Reaves manages the Virtus Reaves Utilities ETF (UTES) as well as other utility and infrastructure portfolios and separately managed accounts. Assets under management exceed $3 billion.

“Electric vehicles and the more people charging their cars in their garages at night, it’s good for public services,” Rhame says, noting that more EVs mean more energy demand – and power that’s in demand. at off-peak times of the day when utilities are underutilized. ability. “Climate change…to the extent that it creates more of an incentive to move from a fossil fuel-based power grid to a more renewable power grid, it’s a needle move. [for utilities] too,” adds Rhame. “It’s a 10 or 20 year trend.”

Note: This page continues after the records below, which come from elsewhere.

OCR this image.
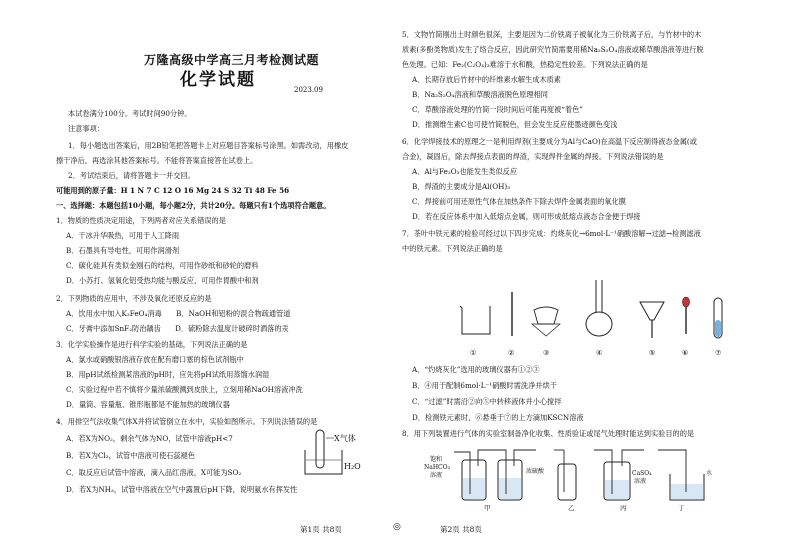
万隆高级中学高三月考检测试题
化学试题	2023.09
本试卷满分100分。考试时间90分钟。
注意事项：
1．每小题选出答案后，用2B铅笔把答题卡上对应题目答案标号涂黑。如需改动，用橡皮
擦干净后，再选涂其他答案标号。不能将答案直接答在试卷上。
2．考试结束后，请将答题卡一并交回。
可能用到的原子量：H 1 N 7 C 12 O 16 Mg 24 S 32 Ti 48 Fe 56
一、选择题：本题包括10小题，每小题2分，共计20分。每题只有1个选项符合题意。
1．物质的性质决定用途，下列两者对应关系错误的是
A．干冰升华吸热，可用于人工降雨
B．石墨具有导电性，可用作润滑剂
C．碳化硅具有类似金刚石的结构，可用作砂纸和砂轮的磨料
D．小苏打、氢氧化铝受热均能与酸反应，可用作胃酸中和剂
2．下列物质的应用中，不涉及氧化还原反应的是
A．饮用水中加入K₂FeO₄消毒　　B．NaOH和铝粉的混合物疏通管道
C．牙膏中添加SnF₂防治龋齿　　D．硫粉除去温度计破碎时洒落的汞
3．化学实验操作是进行科学实验的基础，下列说法正确的是
A．氯水或硝酸银溶液存放在配有磨口塞的棕色试剂瓶中
B．用pH试纸检测某溶液的pH时，应先将pH试纸用蒸馏水润湿
C．实验过程中若不慎将少量浓硫酸溅到皮肤上，立刻用稀NaOH溶液冲洗
D．量筒、容量瓶、锥形瓶都是不能加热的玻璃仪器
4．用排空气法收集气体X并将试管倒立在水中，实验如图所示。下列说法错误的是
A．若X为NO₂，剩余气体为NO，试管中溶液pH<7
B．若X为Cl₂，试管中溶液可使石蕊褪色
C．取反应后试管中溶液，滴入品红溶液，X可能为SO₂
D．若X为NH₃，试管中溶液在空气中露置后pH下降，说明氨水有挥发性
X气体
H₂O
5．文物竹简刚出土时颜色很深，主要是因为二价铁离子被氧化为三价铁离子后，与竹材中的木
质素(多酚类物质)发生了络合反应，因此研究竹简需要用稀Na₂S₂O₄溶液或稀草酸溶液等进行脱
色处理。已知：Fe₂(C₂O₄)₃难溶于水和酸，热稳定性较差。下列说法正确的是
A．长期存放后竹材中的纤维素水解生成木质素
B．Na₂S₂O₄溶液和草酸溶液脱色原理相同
C．草酸溶液处理的竹简一段时间后可能再度被“着色”
D．推测维生素C也可使竹简脱色，但会发生反应使墨迹颜色变浅
6．化学焊接技术的原理之一是利用焊剂(主要成分为Al与CaO)在高温下反应制得液态金属(或
合金)，凝固后，除去焊接点表面的焊渣，实现焊件金属的焊接。下列说法错误的是
A．Al与Fe₂O₃也能发生类似反应
B．焊渣的主要成分是Al(OH)₃
C．焊接前可用还原性气体在加热条件下除去焊件金属表面的氧化膜
D．若在反应体系中加入低熔点金属，则可形成低熔点液态合金便于焊接
7．茶叶中铁元素的检验可经过以下四步完成：灼烧灰化→6mol·L⁻¹硝酸溶解→过滤→检测滤液
中的铁元素。下列说法正确的是
①	②	③	④	⑤	⑥	⑦
A．“灼烧灰化”选用的玻璃仪器有①②③
B．④用于配制6mol·L⁻¹硝酸时需洗净并烘干
C．“过滤”时需沿②向⑤中转移液体并小心搅拌
D．检测铁元素时，⑥悬垂于⑦的上方滴加KSCN溶液
8．用下列装置进行气体的实验室制备净化收集、性质验证或尾气处理时能达到实验目的的是
饱和
NaHCO₃
溶液
浓硫酸	CaSO₄
溶液
水
甲	乙	丙	丁
第1页 共8页	◎	第2页 共8页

Regulated utilities can get a boost by replacing, for example, coal-fired power plants with wind farms. Utilities are allowed to earn returns on their capital base. They don’t earn back on their operating expenses. With a coal plant, fuel is an operating expense. Utilities pass on fluctuating costs to consumers, but overall no more money is falling on the bottom line.

With wind or solar power generation assets, there are virtually no operating expenses. It’s quite a capital cost. Thus, a utility can broaden its profit base by becoming renewable. It’s a bit like the utilities getting back the profits made by the coal suppliers.

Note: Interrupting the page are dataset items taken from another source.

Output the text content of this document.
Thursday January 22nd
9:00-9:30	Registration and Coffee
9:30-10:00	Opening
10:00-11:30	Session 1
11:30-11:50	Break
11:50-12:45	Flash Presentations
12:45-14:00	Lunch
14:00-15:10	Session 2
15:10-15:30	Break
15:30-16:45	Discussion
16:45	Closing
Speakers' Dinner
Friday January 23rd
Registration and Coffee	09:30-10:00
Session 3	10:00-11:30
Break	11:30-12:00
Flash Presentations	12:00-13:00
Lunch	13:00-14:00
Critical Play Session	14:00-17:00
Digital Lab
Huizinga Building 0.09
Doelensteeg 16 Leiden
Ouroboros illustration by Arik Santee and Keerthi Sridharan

There are other trends that are also benefiting the utilities sector, including grid resiliency—preparing places for storms—as well as population migration—Americans are moving south.

The utility stock isn’t just about big trends, Rhame points out. They are pretty good stable companies. As investors worry about recession, “I know what utility profits will be, I don’t really know what


the gains are going to be or so [S&P] earnings estimates for 2023 are too high.

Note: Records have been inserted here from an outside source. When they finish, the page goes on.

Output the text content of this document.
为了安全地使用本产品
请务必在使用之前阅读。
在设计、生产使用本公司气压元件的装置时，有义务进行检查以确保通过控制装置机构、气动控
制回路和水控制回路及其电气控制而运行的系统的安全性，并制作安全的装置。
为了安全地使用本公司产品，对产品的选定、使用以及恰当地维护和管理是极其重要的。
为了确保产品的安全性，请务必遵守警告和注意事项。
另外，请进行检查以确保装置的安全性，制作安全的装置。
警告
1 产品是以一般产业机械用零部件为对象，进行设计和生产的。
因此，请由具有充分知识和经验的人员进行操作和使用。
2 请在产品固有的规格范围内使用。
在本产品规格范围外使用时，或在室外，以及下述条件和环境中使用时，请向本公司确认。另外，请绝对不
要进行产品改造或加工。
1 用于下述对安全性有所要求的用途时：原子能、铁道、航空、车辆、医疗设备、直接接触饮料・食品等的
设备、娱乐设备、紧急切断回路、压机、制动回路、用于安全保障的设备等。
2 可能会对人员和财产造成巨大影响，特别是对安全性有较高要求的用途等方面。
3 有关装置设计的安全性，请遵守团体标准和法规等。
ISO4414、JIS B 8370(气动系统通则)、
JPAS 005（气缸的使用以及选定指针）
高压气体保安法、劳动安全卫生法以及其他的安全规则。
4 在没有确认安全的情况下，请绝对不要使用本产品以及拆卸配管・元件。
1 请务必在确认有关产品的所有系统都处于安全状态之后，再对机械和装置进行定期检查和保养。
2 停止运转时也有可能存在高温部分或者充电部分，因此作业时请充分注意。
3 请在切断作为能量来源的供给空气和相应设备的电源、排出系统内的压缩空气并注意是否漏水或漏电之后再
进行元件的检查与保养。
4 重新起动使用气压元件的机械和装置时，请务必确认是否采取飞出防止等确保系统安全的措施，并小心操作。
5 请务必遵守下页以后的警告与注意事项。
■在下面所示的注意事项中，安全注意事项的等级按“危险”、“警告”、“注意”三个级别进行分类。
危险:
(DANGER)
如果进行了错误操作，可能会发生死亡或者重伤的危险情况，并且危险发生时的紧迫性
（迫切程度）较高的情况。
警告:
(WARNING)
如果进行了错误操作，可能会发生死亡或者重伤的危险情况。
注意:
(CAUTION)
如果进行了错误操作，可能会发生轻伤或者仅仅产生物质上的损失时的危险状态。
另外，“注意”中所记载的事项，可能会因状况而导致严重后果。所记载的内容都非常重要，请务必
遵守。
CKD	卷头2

Utilities are less affected by the general economy and inflation, Rhame says. They also offer good dividend yields. The average return on the shares of the

Virtus Reaves Utilities ETF

is greater than 3%. The average return of a stock in the S&P 500 is less than 2%.

Now let’s move on to Rhame’s picks.

NextEra is the largest utility in the S&P 500 and a leader in renewable energy. The business also benefits from the migration with a majority of revenue generated in Florida.

“I think the stock has definitely been volatile,” Rhame says, noting that a Commerce Department investigation into solar imports has generated much of the recent volatility. The survey could have reduced the number of solar panels available to complete the projects. That threat appears to be behind the headline, as stocks are up 17% from their 52-week low in May.

Edison International

is a California-based utility and it’s trading at a lower valuation than most in part because of the threat of wildfires in the state. “We are sort of entering the season of wildfires. These are historically the scariest months to own the stock,” says Rhame. “Our thesis there is that [the state] did a very good job with their insurance fund to prevent major damage from the forest fires. The public services have also improved a lot in the management of fires. »


(EXC) recently created an unregulated electricity supplier

Constellation Energy



has “a bit of an older system. They probably wanted to spend more money on the distribution side, but they couldn’t because they had to support the [Constellation] generation company. Ram said. “Now it’s over the utility, it’s got better credit metrics, more valued stock.”


(ETR) operates in the southern United States and benefits from LNG and chemical plants in its service area. “There is higher potential industrial growth.”

Rhame’s five utilities are trading around 16% below analysts’ average price target. Their dividend yield averages 3.5%. It’s not bad. And with lower volatility, investors can sleep better at night if they choose to hold this quintet.